Und während ich so am Küchentisch saß, die Nachrichten aus dem Internetradio hörend und die Rest des zweiten Kaffeepotts leerend, erinnerte ich mich an meine Kindheit und Jugend in den 1960er Jahren in Bad Eilsen. Die Freizeitangebote tendierten gen Null. Gut, es gab den örtlichen Sportverein oder im benachbarten Steinbergen ein Fußballverein, dann gab es den CVJM mit dem Jugenfreizeitheim an der Schule und es gab auch noch die evangelische Kirchengemeinde, die einige Veranstaltungen organisierte. Ansonsten wurden spätestens um 22.00 Uhr die Bürgersteige hoch geklappt. Manchmal, gelang es mir nach Bückeburg zu kommen, um dort am " Jahnstadion " mit nahezu Gleichaltrigen zu bolzen. Das wars denn eigentlich schon.
So trafen wir uns in schöner Regelmäßigkeit nach der Schule irgendwo auf der " Feldstraße " oder " Bückeburger Straße " und liefen hinunter zur Aue.
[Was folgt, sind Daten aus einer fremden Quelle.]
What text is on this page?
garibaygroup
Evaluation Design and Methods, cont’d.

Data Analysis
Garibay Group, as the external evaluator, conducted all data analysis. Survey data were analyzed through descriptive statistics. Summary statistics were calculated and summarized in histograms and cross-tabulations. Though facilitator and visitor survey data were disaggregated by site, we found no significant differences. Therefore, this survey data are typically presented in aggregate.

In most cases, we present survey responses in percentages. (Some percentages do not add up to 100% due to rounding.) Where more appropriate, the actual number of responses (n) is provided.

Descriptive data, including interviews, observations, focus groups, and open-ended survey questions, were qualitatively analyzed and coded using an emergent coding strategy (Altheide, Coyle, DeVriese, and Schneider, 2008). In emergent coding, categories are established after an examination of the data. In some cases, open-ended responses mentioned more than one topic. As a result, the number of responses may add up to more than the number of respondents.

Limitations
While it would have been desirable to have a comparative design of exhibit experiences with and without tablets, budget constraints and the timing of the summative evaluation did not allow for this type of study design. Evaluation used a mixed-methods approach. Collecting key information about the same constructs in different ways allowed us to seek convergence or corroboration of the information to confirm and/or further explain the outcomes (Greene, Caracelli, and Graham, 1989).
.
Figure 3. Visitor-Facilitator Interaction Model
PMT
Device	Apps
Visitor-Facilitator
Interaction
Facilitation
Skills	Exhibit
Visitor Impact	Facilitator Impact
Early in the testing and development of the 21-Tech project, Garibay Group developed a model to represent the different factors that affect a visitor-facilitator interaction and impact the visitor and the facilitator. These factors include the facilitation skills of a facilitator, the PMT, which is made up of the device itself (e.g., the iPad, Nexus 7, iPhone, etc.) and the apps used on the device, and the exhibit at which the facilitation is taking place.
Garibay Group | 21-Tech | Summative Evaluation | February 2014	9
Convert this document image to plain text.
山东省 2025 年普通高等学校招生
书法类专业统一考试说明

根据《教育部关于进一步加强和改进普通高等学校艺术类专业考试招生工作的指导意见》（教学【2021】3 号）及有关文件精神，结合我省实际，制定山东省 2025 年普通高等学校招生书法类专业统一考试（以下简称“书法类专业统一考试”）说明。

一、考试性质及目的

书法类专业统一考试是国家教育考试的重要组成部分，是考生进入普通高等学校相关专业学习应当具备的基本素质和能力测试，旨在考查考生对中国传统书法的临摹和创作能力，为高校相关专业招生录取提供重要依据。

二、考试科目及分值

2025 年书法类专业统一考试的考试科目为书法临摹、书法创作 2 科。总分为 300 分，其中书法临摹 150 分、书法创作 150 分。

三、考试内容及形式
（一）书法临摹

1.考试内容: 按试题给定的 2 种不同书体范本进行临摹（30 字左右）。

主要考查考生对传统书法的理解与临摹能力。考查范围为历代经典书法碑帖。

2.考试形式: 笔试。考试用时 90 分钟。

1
Die Aue ist ein eher kleines Flüsschen, dass in jener Zeit - da war sie noch nicht überall begradigt worden - allenfalls bei starken Regenfällen im Frühjahr oder Spätherbst sowie während der Schneeschmelze im März bis April ab und an über die Ufer trat. Ein solches Ereignis weckte natürlich großes Interesse bei uns. Dann, wenn ganz Baumteile, Sträucher, oder Holzteile von Zäunen vom Wasser weg gespült wurden, schauten wir dabei von den drei erreichbaren Aue - Brücken fasziniert zu.
Mancher Ausflug an das Flüsschen und einige dort verbrachte Stunden brachte dem einen oder anderen Spielkollegen mindestens nasse Füsse. Und dieses trotz Gummistiefeln. Bei unserem unbändigen Bewegungsdrang kletterten wir auf beinahe alle Bäume, vornehmlich jene Weiden und Birken, die in der Nähe des Wassers standen. An einem jener Bäume kann ich mich noch heute erinnern. Er stand gleich rechts neben der eher kleinen Aue - Brücke und ragte mindestens 20 Meter hoch über das Flüsschen in den Himmel. Diesen " Giganten " bis zur Baumspitze zu erklimmen machte ich mir immer wieder zur Aufgabe.
Unzählige Male versuchte ich einen weiteren Meter höher als zuvor zu klettern, ehe mich dann aber die pure Angst erfasste und ich langsam und äußerst vorsichtig agierend, den Abstieg vornahm. Nun, eines schönen Sommertages, ich hatte meinen Plan der Baumwipfelersteigung nie aufgegeben, fasste ich allen Mut zusammen und kletterte wieder los. Ast für Ast stieg ich höher und höher. Nach mehr als einer halben Stunde hatte ich es geschafft. Ich war ganz oben angelangt. Der Baum schwankte bei jedem Windstoss allerdings so stark in und her, dass ich nun wieder Angst bekam. Ich wollte gerade herunter klettern, als mich einige der Nachbarkinder da oben entdeckten und sorgenvoll riefen, was ich dort oben mache. Tja, es war eine selbst erteilte Mutprobe, eine Art von versuch meine noch vorhandene Angst, eher wohl die Höhenangst, zu überwinden.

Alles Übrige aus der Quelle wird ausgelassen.